Philippe Gerum wrote:
> On Sun, 2009-12-13 at 19:19 +0100, Jan Kiszka wrote:
>> Philippe Gerum wrote:
>>> On Sun, 2009-12-13 at 18:48 +0100, Jan Kiszka wrote:
>>>> Philippe Gerum wrote:
>>>>> On Sat, 2009-12-12 at 22:37 +0100, Jan Kiszka wrote:
>>>>>> Recent moving of ipipe_suspend_domain finally exposed a deeper flaw in
>>>>>> cpu_idle on x86: We failed to check the pipeline log before issuing the
>>>>>> real hlt. This caused IRQ latencies or even drops for Linux,
>>>>>> specifically on SMP. Credits go to plain QEMU whose slow SMP mode caused
>>>>>> ipipe_critical_enter to deadlock frequently enough.
>>>>>>
>>>>>> The first patch of this series fixes this (see below), the second one
>>>>>> simply removes the two useless ipipe_suspend_domain calls.
>>>>>>
>>>>> What your patch does as well, is killing the ability to run low priority
>>>>> domains below the root level.
>>>> Yes, I'm killing the dream.
>>>>
>>>> I heavily doubt that the functions I removed in the second patch ever
>>>> contributed something good to this. It's always the job of the lowest
>>>> domain to issue hardware halt, not of some arbitrary mid-prio domain.
> 
> Actually, no it's not. You may use a low-priority domain to run idle
> level jobs outside of the linux infrastructure for that purpose (e.g.

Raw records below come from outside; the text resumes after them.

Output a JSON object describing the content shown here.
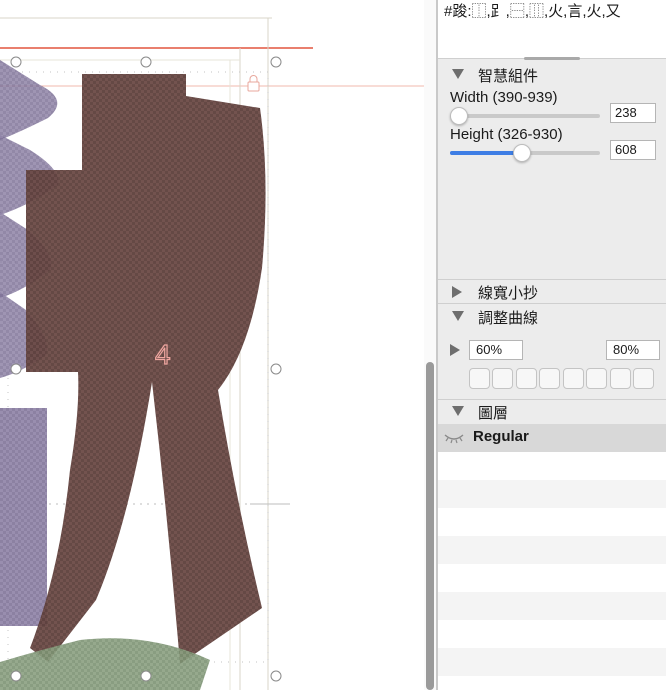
{
  "glyph_info": {
    "text": "#踆:⿰,⻊,⿱,⿲,火,言,火,又"
  },
  "smart_components": {
    "title": "智慧組件",
    "width": {
      "label": "Width (390-939)",
      "value": "238",
      "min": 390,
      "max": 939,
      "fraction": 0.0
    },
    "height": {
      "label": "Height (326-930)",
      "value": "608",
      "min": 326,
      "max": 930,
      "fraction": 0.47
    }
  },
  "line_width_cheatsheet": {
    "title": "線寬小抄"
  },
  "adjust_curves": {
    "title": "調整曲線",
    "left_value": "60%",
    "right_value": "80%",
    "presets": [
      "",
      "",
      "",
      "",
      "",
      "",
      "",
      ""
    ]
  },
  "layers": {
    "title": "圖層",
    "items": [
      {
        "name": "Regular",
        "icon": "eye-closed-icon",
        "selected": true
      }
    ]
  },
  "canvas": {
    "component_index": "4"
  },
  "colors": {
    "accent": "#3e7ee5",
    "brown_fill": "#6b4a46",
    "purple_fill": "#8c7fa3",
    "green_fill": "#8aa07f",
    "red_guide": "#e2553e"
  }
}
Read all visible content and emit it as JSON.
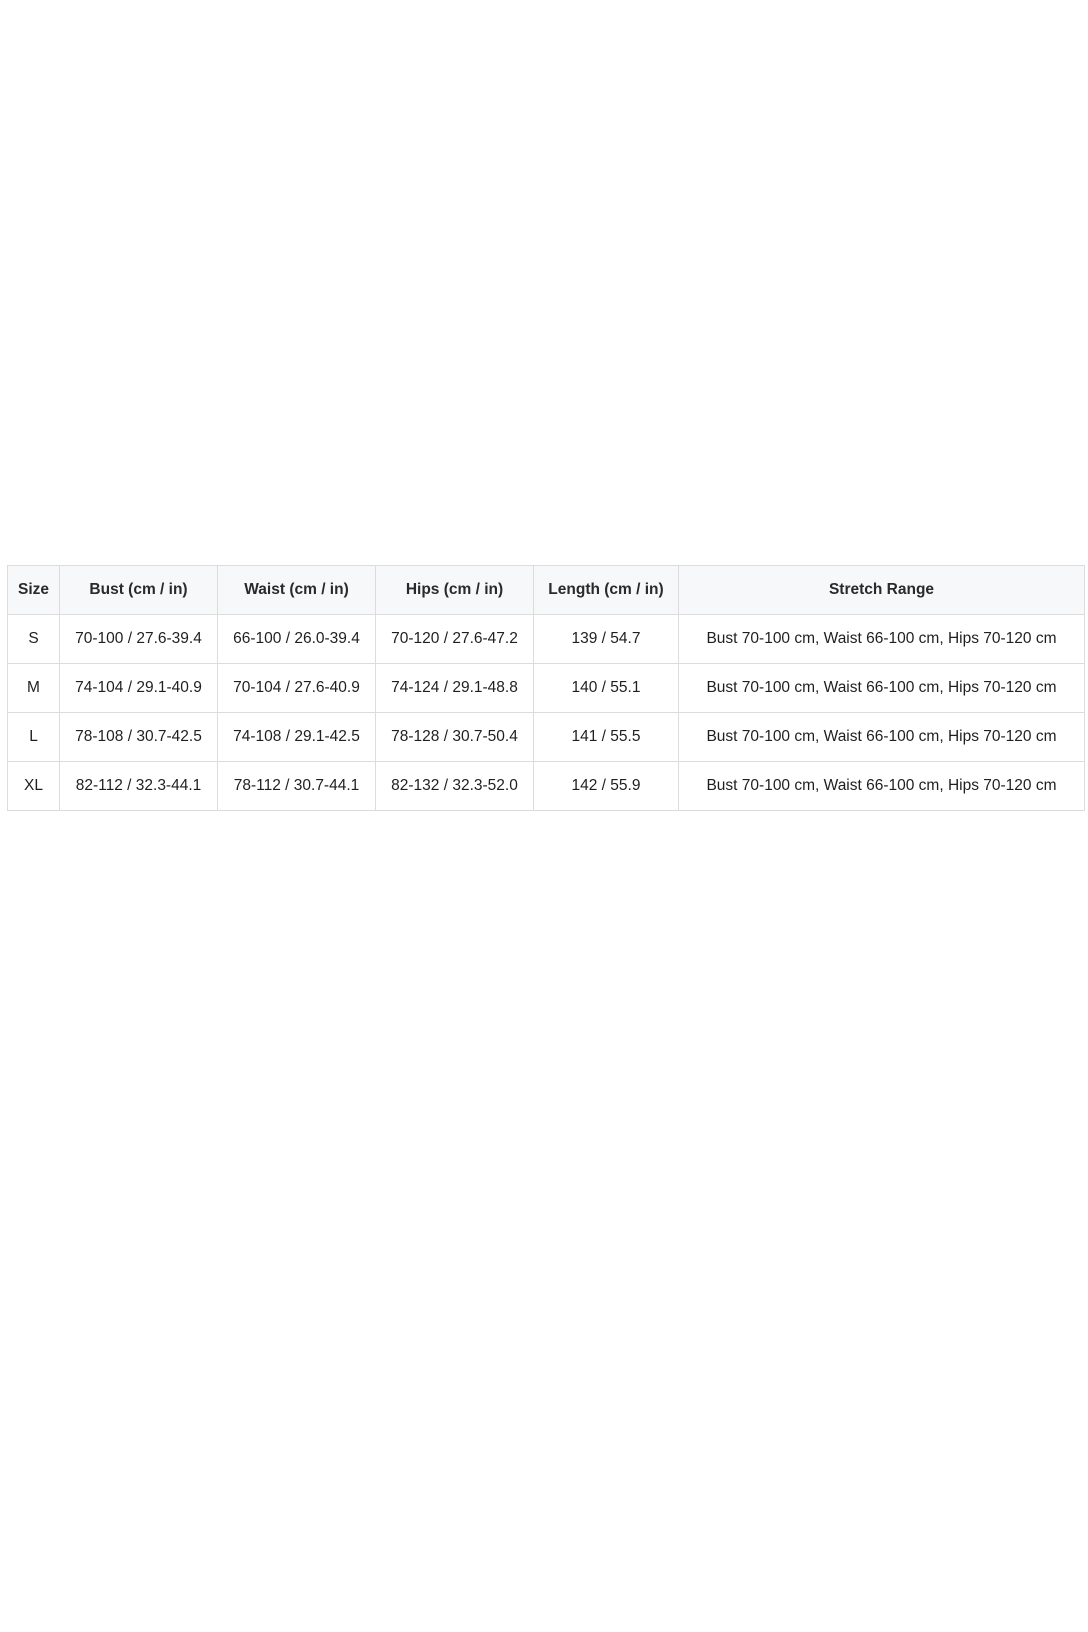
{
  "table": {
    "headers": [
      "Size",
      "Bust (cm / in)",
      "Waist (cm / in)",
      "Hips (cm / in)",
      "Length (cm / in)",
      "Stretch Range"
    ],
    "rows": [
      [
        "S",
        "70-100 / 27.6-39.4",
        "66-100 / 26.0-39.4",
        "70-120 / 27.6-47.2",
        "139 / 54.7",
        "Bust 70-100 cm, Waist 66-100 cm, Hips 70-120 cm"
      ],
      [
        "M",
        "74-104 / 29.1-40.9",
        "70-104 / 27.6-40.9",
        "74-124 / 29.1-48.8",
        "140 / 55.1",
        "Bust 70-100 cm, Waist 66-100 cm, Hips 70-120 cm"
      ],
      [
        "L",
        "78-108 / 30.7-42.5",
        "74-108 / 29.1-42.5",
        "78-128 / 30.7-50.4",
        "141 / 55.5",
        "Bust 70-100 cm, Waist 66-100 cm, Hips 70-120 cm"
      ],
      [
        "XL",
        "82-112 / 32.3-44.1",
        "78-112 / 30.7-44.1",
        "82-132 / 32.3-52.0",
        "142 / 55.9",
        "Bust 70-100 cm, Waist 66-100 cm, Hips 70-120 cm"
      ]
    ]
  }
}
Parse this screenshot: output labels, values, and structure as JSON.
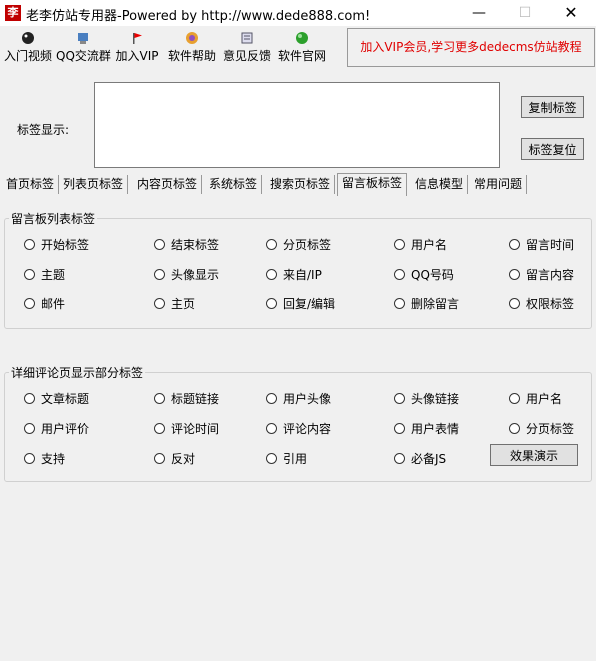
{
  "window": {
    "title": "老李仿站专用器-Powered by http://www.dede888.com!",
    "minimize": "—",
    "maximize": "☐",
    "close": "✕"
  },
  "toolbar": {
    "items": [
      {
        "label": "入门视频",
        "icon": "film-icon"
      },
      {
        "label": "QQ交流群",
        "icon": "group-icon"
      },
      {
        "label": "加入VIP",
        "icon": "flag-icon"
      },
      {
        "label": "软件帮助",
        "icon": "help-icon"
      },
      {
        "label": "意见反馈",
        "icon": "feedback-icon"
      },
      {
        "label": "软件官网",
        "icon": "globe-icon"
      }
    ],
    "banner": "加入VIP会员,学习更多dedecms仿站教程"
  },
  "tag_display": {
    "label": "标签显示:",
    "value": "",
    "copy_button": "复制标签",
    "reset_button": "标签复位"
  },
  "tabs": [
    {
      "label": "首页标签",
      "active": false
    },
    {
      "label": "列表页标签",
      "active": false
    },
    {
      "label": "内容页标签",
      "active": false
    },
    {
      "label": "系统标签",
      "active": false
    },
    {
      "label": "搜索页标签",
      "active": false
    },
    {
      "label": "留言板标签",
      "active": true
    },
    {
      "label": "信息模型",
      "active": false
    },
    {
      "label": "常用问题",
      "active": false
    }
  ],
  "group1": {
    "title": "留言板列表标签",
    "options": [
      "开始标签",
      "结束标签",
      "分页标签",
      "用户名",
      "留言时间",
      "主题",
      "头像显示",
      "来自/IP",
      "QQ号码",
      "留言内容",
      "邮件",
      "主页",
      "回复/编辑",
      "删除留言",
      "权限标签"
    ]
  },
  "group2": {
    "title": "详细评论页显示部分标签",
    "options": [
      "文章标题",
      "标题链接",
      "用户头像",
      "头像链接",
      "用户名",
      "用户评价",
      "评论时间",
      "评论内容",
      "用户表情",
      "分页标签",
      "支持",
      "反对",
      "引用",
      "必备JS"
    ],
    "demo_button": "效果演示"
  }
}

> RCU). A high priority domain may want to post events for a low priority
> domain to act upon when a mid priority domain is about to enter the CPU
> idle state.

Even if all the related bugs were fixed: When you pass down control to
the lower domain on cpu_idle via ipipe_suspend_domain, you won't get a
Linux reschedule (without CONFIG_PREEMPT) until the low-prio domain
finally returns from its event handler - likely not what "low-prio"
suggests.

> 
>>>> Moreover, what would be the practical use for such model in the context
>>>> of Linux?
>>> That is _not_ the point. The point is, when submitting a patch, please
>>> make sure to raise all the concerns it might introduce wrt to changing
>>> the base features. I'm not opposed to make the feature set evolve, but I
>>> don't want this to happen "by mistake".
>> Just pushed
>>
>> "x86: Drop redundant ipipe_suspend_domain from cpu_idle
>>
>> Allowing domains below root always required more than these calls (Linux
>> would have to give up idle management). And syncing the root domain now
>> takes place in __ipipe_halt_root. So remove these suspension calls."
>>
>> as commit message for the second patch. Is that what you are looking for?
>>
> 
> Not exactly, because your comment states that what was removed was
> intrinsically useless, it was not, and has been used, even if only in a
> couple of occasions, mainly to enable a debugging hack. This is why I
> choked on removing a feature silently. But at the same time, we are in a
> simplification trend of the I-pipe toward X3, so I agree on the final
> goal you are pursuing with that patch.
> 
> In short, let's move on, I'll merge that as well, now that everything is
> on the table, and there is no objection anyway.